引用商標は、申立人のブランドとして需要者の記憶に強く植えつけられていることが明らかであり、たとえ、引用商標が申立人の個々の商品の商標ではなく、むしろスローガンとして看取されるとしても、該語が、申立人若しくはその業務と密接に結びついて、申立人の商品・役務の出所を表示するものとして需要者に認識されていることは明らかである。

引用商標は、本件商標の登録出願前から今日に至るまで、需要者の間に広く認識されている申立人の商品・役務の識別標識である。

本件商標の指定商品及び指定役務は、広告、販売促進用に使用される媒体又は広告、販売促進用に提供される役務であり、これらの商品及び役務に本件商標が使用された場合には、申立人の業務に係る商品又は役務と誤認を生ずるおそれがある。
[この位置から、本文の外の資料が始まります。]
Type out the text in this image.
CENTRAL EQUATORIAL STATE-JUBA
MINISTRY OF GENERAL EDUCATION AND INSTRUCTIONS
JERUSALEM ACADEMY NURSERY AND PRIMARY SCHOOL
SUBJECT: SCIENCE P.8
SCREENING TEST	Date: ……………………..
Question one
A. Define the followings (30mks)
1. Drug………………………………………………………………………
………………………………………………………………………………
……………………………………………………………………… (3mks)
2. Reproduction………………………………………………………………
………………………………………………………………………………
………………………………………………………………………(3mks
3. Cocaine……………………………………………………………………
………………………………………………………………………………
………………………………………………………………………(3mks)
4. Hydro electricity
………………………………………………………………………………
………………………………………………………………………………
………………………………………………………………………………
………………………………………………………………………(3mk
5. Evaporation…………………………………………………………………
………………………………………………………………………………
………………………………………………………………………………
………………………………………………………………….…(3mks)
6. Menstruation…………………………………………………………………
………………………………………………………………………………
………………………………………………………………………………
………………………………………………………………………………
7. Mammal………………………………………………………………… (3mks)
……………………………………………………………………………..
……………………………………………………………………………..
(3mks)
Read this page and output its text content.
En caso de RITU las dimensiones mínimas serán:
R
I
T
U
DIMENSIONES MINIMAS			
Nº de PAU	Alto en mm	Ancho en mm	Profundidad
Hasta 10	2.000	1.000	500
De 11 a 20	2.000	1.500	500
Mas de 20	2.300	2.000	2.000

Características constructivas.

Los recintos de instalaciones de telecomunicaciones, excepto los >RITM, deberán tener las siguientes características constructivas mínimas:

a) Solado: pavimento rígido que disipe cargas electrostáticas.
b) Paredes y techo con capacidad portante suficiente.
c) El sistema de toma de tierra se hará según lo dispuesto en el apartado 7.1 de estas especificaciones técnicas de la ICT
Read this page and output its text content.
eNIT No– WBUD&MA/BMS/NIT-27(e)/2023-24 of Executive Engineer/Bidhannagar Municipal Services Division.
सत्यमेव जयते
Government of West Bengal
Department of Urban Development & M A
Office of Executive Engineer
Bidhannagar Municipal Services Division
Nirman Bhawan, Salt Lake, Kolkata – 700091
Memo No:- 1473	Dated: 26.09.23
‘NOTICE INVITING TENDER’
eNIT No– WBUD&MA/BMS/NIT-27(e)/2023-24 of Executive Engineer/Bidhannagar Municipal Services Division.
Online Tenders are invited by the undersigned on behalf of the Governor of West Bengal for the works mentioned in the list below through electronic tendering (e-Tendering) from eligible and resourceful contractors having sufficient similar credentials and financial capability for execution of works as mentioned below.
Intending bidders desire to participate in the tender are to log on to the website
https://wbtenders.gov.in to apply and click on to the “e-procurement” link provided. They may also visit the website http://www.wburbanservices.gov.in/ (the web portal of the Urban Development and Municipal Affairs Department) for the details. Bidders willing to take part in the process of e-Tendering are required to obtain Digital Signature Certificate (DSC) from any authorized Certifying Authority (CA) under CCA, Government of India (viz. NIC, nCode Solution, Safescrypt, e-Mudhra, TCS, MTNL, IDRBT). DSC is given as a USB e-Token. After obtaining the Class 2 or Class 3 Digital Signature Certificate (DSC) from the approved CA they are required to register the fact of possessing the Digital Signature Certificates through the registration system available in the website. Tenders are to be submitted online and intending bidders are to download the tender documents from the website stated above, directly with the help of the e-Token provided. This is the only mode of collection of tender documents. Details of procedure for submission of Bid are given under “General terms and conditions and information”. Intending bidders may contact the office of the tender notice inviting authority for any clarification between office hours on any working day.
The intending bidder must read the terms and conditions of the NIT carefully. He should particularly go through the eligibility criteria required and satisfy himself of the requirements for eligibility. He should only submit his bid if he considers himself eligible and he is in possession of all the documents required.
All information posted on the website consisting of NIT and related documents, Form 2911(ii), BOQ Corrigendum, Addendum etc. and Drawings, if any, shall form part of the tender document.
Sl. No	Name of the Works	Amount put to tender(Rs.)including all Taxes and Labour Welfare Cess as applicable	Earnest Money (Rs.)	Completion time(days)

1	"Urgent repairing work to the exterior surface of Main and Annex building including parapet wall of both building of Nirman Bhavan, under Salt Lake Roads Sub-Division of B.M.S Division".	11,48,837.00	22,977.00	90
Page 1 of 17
特に、申立人はオーディオ機器も販売しており、混同のおそれは高いものである。

(3)以上のとおり、本件商標は、申立人の商標として需要者の間に広く認識されている引用商標とその称呼及び観念において同一のものであるから、本件商標が指定商品・役務について使用された場合には、申立人の業務に係る商品・役務と混同を生ずるおそれがあるので、商標法第4条第1項第15号に該当するものであるから、その登録を取り消されるべきである。

3 当審の判断

本件商標は、上記1のとおり「JUST DO IT」の欧文字と「ジャストドゥーイット」の片仮名文字とを二段に書してなるものである。

商標法第4条第1項第15号の「他人の業務に係る商品又は役務と混同を生ずるおそれがある商標」における、「混同を生ずるおそれ」の有無は、当該商標と他人の表示との類似性の程度、他人の表示の周知著名性及び独創性の程度や、当該商標の指定商品又は指定役務と他人の業務に係る商品等との間の性質、用途又は目的における関連性の程度並びに商品又は役務の取引者及び需要者の共通性その他取引の実情などに照らし、当該商標の指定商品又は指定役務の取引者及び需要者において普通に払われる注意力を基準として、総合的に判断されるべきであると解される(最高裁平成10年(行ヒ)第85号参照)。

これを本件についてみるに、申立人の提出した甲各号証を総合すれば、本件商標の登録出願時において、申立人の業務に係る商品「運動靴、運動用特殊靴、運動用特殊衣服」等を表示する商標として、申立人のハウスマークである「NIKE」の文字が、取引者、需要者の間に広く認識されていたものということは認め得るところであり、また、申立人が引用商標を申立人の業務に係る商品についてのテレビCM等の広告に使用し、取引者、需要者にある程度知られていること、さらに、申立人は、ナイキブランドのオーディオ機器の販売を行っていることも認められるものである。

しかしながら、本件商標は、その構成中の、「JUST」、「DO」及び「IT」の各文字が、それぞれが極めて親しまれている英単語であり、全体としても、「とにかくやってみよう」程度の意味合いが容易に想起され、第一義的には一般的用語として需要者に認識され、独創性に乏しいといえるものであり、加えて、申立人の著名な業務に係る商品、「運動靴、運動用特殊靴、運動用特殊衣服」と本件商標の指定商品又は指定役務とは、その生産者、販売店、需要者等を異にする非類似の商品又は役務であることをも併せ考慮すれば、本件商標の商標権者が、本件商標をその指定商品又は指定役務に使用しても、これに接する取引者、需要者をして、引用商標を連想又は想起させるものとはいえないものであって、その商品又は役務が申立人又は同人と経済的又は組織的に何らかの関係を有する者の業務に係る商品又は役務であるかのように、その商品又は役務の出所について混同を生じさせるおそれはないものといわなければならない。

したがって、本件商標の登録は、商標法第4条第1項第15号に違反してされたものではないから、同法第43条の3第4項の規定により、維持すべきものとする。

よって、結論のとおり決定する。